Furious at this use of its archived history, Healthcare Advocates sued both the law firm and the Internet Archive in July 2005. The plaintiff alleged that the Archive’s actions constituted "unauthorized and illegal" access, seeking unspecified damages for copyright infringement, as well as violations of the and the Computer Fraud and Abuse Act (CFAA). This was one of the first major tests of whether a nonprofit web archivist could be held liable for exposing material that a website owner believed was private or blocked.
By 2005, the Internet Archive had already established itself as one of the web’s most essential and beloved institutions. Its Wayback Machine, launched in 2001, offered users the ability to travel back in time and view archived snapshots of websites as they appeared years earlier. Behind the scenes, the Archive’s web‑crawling “bot” programs periodically copied and stored publicly accessible pages, building a repository that by 2005 held approximately one petabyte—roughly one million gigabytes—of historical web content.

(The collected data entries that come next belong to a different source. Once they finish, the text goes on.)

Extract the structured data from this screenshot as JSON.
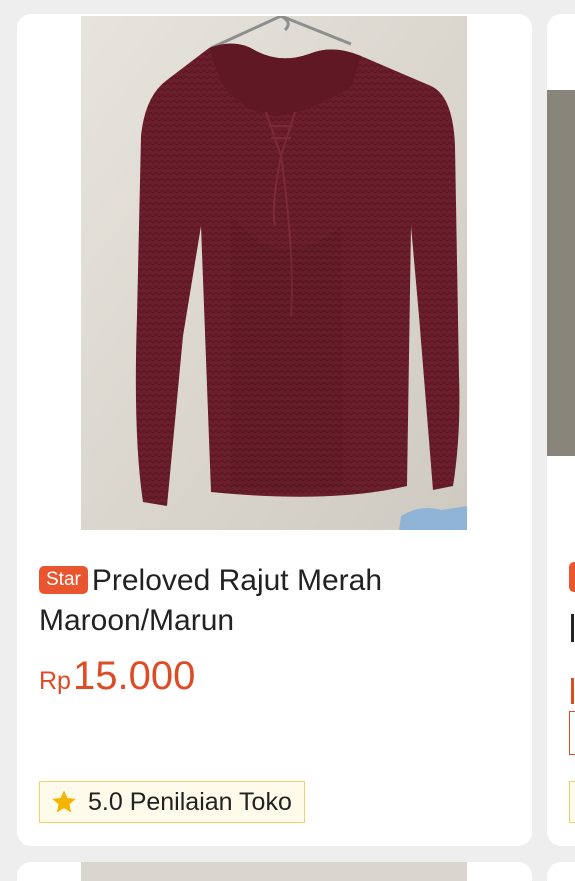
{
  "product": {
    "badge": "Star",
    "title": "Preloved Rajut Merah Maroon/Marun",
    "price_currency": "Rp",
    "price_amount": "15.000",
    "rating_text": "5.0 Penilaian Toko",
    "image_icon": "maroon-knit-sweater-photo"
  },
  "colors": {
    "badge_bg": "#e8552e",
    "price": "#dd4c27",
    "rating_border": "#f3cf6b",
    "rating_bg": "#fffbea",
    "star": "#f4b400"
  }
}
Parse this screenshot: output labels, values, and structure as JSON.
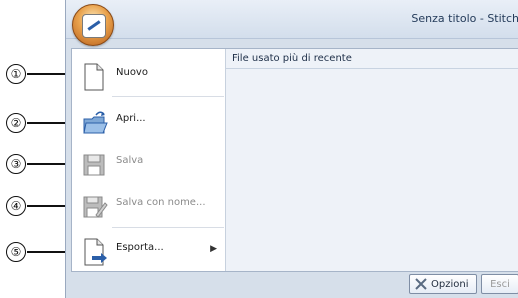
{
  "callouts": [
    "①",
    "②",
    "③",
    "④",
    "⑤"
  ],
  "window": {
    "title": "Senza titolo - Stitch"
  },
  "menu": {
    "items": [
      {
        "label": "Nuovo",
        "disabled": false,
        "icon": "new-document-icon"
      },
      {
        "label": "Apri...",
        "disabled": false,
        "icon": "open-folder-icon"
      },
      {
        "label": "Salva",
        "disabled": true,
        "icon": "floppy-disk-icon"
      },
      {
        "label": "Salva con nome...",
        "disabled": true,
        "icon": "save-as-icon"
      },
      {
        "label": "Esporta...",
        "disabled": false,
        "icon": "export-icon",
        "has_submenu": true
      }
    ],
    "recent_title": "File usato più di recente"
  },
  "footer": {
    "options_label": "Opzioni",
    "exit_label": "Esci"
  },
  "colors": {
    "accent_blue": "#2b5fa8",
    "window_bg": "#d6dfea"
  }
}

As the Internet Archive expanded its software collections in 2005, it increasingly bumped against the legal definition of piracy regarding "abandonware"—software, particularly video games and operating systems, that was no longer supported or sold by its original creators.
To understand the intersection of the Internet Archive and "piracy" in 2005, one must look at the technological environment of the era.